Chi Alpha’s ‘Welcome to America’ party encourages unity, diversity

Steven Porter


Chi Alpha hosted a “Welcome to America” party with food and games to help international students feel welcome in this new country.

Chi Alpha encouraged students to get to know each other no matter the differences in culture or background.

Troy University proudly flaunts the title “Alabama’s International University.” With 30 campuses around the world, Troy’s dedication to various cultures and people is exactly what some people say makes Troy so great. 

The emphasis of this particular event was  on the connection between people — both emotionally and spiritually.    

Richard Skinner, a four-year member of the Chi Alpha staff, knows how to extend a hand to international students and discussed how to come together across cultures.

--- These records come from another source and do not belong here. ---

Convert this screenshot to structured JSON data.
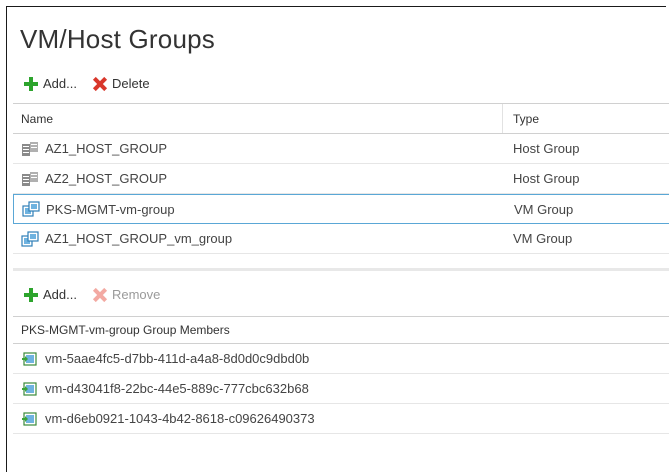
{
  "title": "VM/Host Groups",
  "groups_toolbar": {
    "add_label": "Add...",
    "delete_label": "Delete"
  },
  "groups_table": {
    "columns": [
      "Name",
      "Type"
    ],
    "rows": [
      {
        "name": "AZ1_HOST_GROUP",
        "type": "Host Group",
        "icon": "host-group-icon"
      },
      {
        "name": "AZ2_HOST_GROUP",
        "type": "Host Group",
        "icon": "host-group-icon"
      },
      {
        "name": "PKS-MGMT-vm-group",
        "type": "VM Group",
        "icon": "vm-group-icon",
        "selected": true
      },
      {
        "name": "AZ1_HOST_GROUP_vm_group",
        "type": "VM Group",
        "icon": "vm-group-icon"
      }
    ]
  },
  "members_toolbar": {
    "add_label": "Add...",
    "remove_label": "Remove"
  },
  "members_table": {
    "header": "PKS-MGMT-vm-group Group Members",
    "rows": [
      {
        "name": "vm-5aae4fc5-d7bb-411d-a4a8-8d0d0c9dbd0b",
        "icon": "vm-icon"
      },
      {
        "name": "vm-d43041f8-22bc-44e5-889c-777cbc632b68",
        "icon": "vm-icon"
      },
      {
        "name": "vm-d6eb0921-1043-4b42-8618-c09626490373",
        "icon": "vm-icon"
      }
    ]
  },
  "colors": {
    "add_green": "#2da42d",
    "delete_red": "#d9372b",
    "selection_border": "#5aa7d6"
  }
}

“God has brought the world to us to be good hosts,” he said. “We should expose guys and girls from around the world to our land, and to try to be a good friend and try to express the love we have for them and learn something in return.” 

When it comes to getting to know people in general, Skinner said people should have a few key qualities. 

“You got to have a heart that cares for other people,” Skinner said. “You probably aren’t going to go out of your way to get to know someone unless you have a heart that cares. 

“You’re going to have to truly listen and get to know them. As we share our likes and dislikes, we grow and expand our views.”

Abie Hernandez, a sophomore nursing major from Moulton, presented the best ways for American students to open up to international students.  

“A big way of welcoming international students is to talk to them and to let them know that we’re here for them. We can help you navigate through America because it can be a little weird sometimes.”

There are different ways students can collaborate culturally, and Hernandez spoke about how individuals from various countries are able to experience each other’s cultures by getting to know each other.

“As we spend our lives around them, (international students) are going to see how we live our lives as we see how they live their lives,” Hernandez said. 

Hernandez also discussed how these kinds of events can appeal to people’s natural curiosity to learn about other cultures.

“Wanting to know what other people’s lives are like outside of America is interesting. We all live differently, but at the same time, seeing someone living their life differently is interesting.”  

Hien Tran, a senior computer science major from Hanoi, Vietnam, was asked to give a different point of view on how American students can welcome international students.   

“With international students coming to a new place, they’re going to be a little bit nervous and possibly feel lonely,” Tran said. 

“Americans could be more friendly and talkative to international students, so they can see who they really are.”  

Coming together culturally is something Tran is experiencing firsthand. 

“When you’re living in one confined culture, you’re living in a box,” Tran said. “When you open the box, you’re exposed to other cultures and can find something new and impactful to you. 

“When all the cultures come together, the best will be the result.”

If you are interested in joining Chi Alpha, it meets every Wednesday in the Trojan Center Ballrooms at 7:30 p.m.